No Urea, No DAP: How Bahraich's Maya Devi Turns a ₹10,000 Outlay Into ₹1.5 Lakh From Organic Paddy

Maya Devi, a woman farmer from Katra Bahadurganj in Bahraich, grows organic paddy on 20 bigha using home-made cow-dung manure and natural plant protectors — earning a net profit of up to ₹1.5 lakh at minimal cost.

At a time when the rising cost of fertilisers, seeds and pesticides is squeezing farmers across the country, one woman farmer in Bahraich has found her own answer in hard work and chemical-free cultivation. Maya Devi, who lives in the small village of Katra Bahadurganj, has become a talking point in the region for proving that farming need not be a loss-making gamble — it can be a steady source of income too.

Almost No Cost, Profit Running Into Lakhs

According to Maya Devi, when paddy is grown entirely through organic methods, the expense involved is next to nothing while the earnings climb straight into lakhs. She owns 20 bigha of land in total, and the moment the paddy season begins she plants her crop across this entire stretch. Her overall spend on the cultivation works out to just ₹10,000 to ₹15,000. Even after deducting every bit of that cost, she comfortably pockets a clean profit of up to ₹1.5 lakh. That is precisely why she has stuck to this method, growing paddy on a large scale, for several years now.
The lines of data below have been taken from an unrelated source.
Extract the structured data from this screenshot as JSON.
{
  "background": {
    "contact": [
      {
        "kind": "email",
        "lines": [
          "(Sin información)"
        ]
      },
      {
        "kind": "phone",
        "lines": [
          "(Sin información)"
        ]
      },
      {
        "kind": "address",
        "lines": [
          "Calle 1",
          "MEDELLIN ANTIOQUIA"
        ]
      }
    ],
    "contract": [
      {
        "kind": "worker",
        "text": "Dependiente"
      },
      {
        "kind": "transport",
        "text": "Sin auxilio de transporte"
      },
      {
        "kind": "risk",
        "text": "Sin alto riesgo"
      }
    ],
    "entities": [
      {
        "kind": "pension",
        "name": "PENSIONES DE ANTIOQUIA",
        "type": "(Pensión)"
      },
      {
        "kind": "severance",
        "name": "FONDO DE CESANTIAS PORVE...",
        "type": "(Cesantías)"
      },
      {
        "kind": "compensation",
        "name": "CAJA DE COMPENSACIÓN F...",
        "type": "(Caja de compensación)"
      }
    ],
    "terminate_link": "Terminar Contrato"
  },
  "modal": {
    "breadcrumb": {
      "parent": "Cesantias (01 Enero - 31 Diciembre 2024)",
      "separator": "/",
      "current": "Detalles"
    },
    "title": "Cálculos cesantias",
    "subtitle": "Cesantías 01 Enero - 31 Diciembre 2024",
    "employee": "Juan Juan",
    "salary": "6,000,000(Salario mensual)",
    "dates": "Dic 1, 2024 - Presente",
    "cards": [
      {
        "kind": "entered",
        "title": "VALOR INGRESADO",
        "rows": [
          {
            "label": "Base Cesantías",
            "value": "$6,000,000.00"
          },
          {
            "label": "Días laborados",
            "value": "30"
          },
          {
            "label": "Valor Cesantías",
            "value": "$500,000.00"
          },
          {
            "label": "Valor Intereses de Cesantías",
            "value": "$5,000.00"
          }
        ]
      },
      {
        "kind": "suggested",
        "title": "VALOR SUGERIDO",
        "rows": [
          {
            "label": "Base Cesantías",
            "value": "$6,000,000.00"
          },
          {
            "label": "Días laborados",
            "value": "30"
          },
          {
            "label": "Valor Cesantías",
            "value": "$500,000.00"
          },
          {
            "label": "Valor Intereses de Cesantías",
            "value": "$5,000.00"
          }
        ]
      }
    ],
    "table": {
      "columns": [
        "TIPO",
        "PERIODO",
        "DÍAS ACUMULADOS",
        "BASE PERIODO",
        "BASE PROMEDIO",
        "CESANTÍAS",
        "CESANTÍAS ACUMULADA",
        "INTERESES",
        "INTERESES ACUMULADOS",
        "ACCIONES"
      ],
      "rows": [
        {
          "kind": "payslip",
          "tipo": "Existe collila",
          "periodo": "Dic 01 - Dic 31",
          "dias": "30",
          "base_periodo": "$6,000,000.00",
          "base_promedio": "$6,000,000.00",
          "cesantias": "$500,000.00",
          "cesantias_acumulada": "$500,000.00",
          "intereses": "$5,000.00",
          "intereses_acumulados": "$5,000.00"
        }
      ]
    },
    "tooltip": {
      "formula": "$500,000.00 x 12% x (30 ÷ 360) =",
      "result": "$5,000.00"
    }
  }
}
No Urea, No DAP — Home-Made Manure Does the Job

Maya Devi points out that most paddy growers stay worried about the bill for costly fertilisers and pesticides, but that headache simply never reaches her. Explaining the secret behind her success, she said she neither brings in urea from outside to spread on her fields nor uses any kind of chemical pesticide. Instead, she prepares cow-dung manure and natural plant protectors right at home. In her experience this homegrown approach gives the plants excellent growth while wiping out the entire expense of expensive market medicines.

A Lesson for Fellow Farmers

It is not paddy alone — Maya Devi is also skilled at growing maize and leafy vegetables, and she has been honoured several times for her outstanding farming work. She believes that if other farmers were to adopt the same organic method, they could not only cut their cultivation costs sharply but also multiply their profits many times over.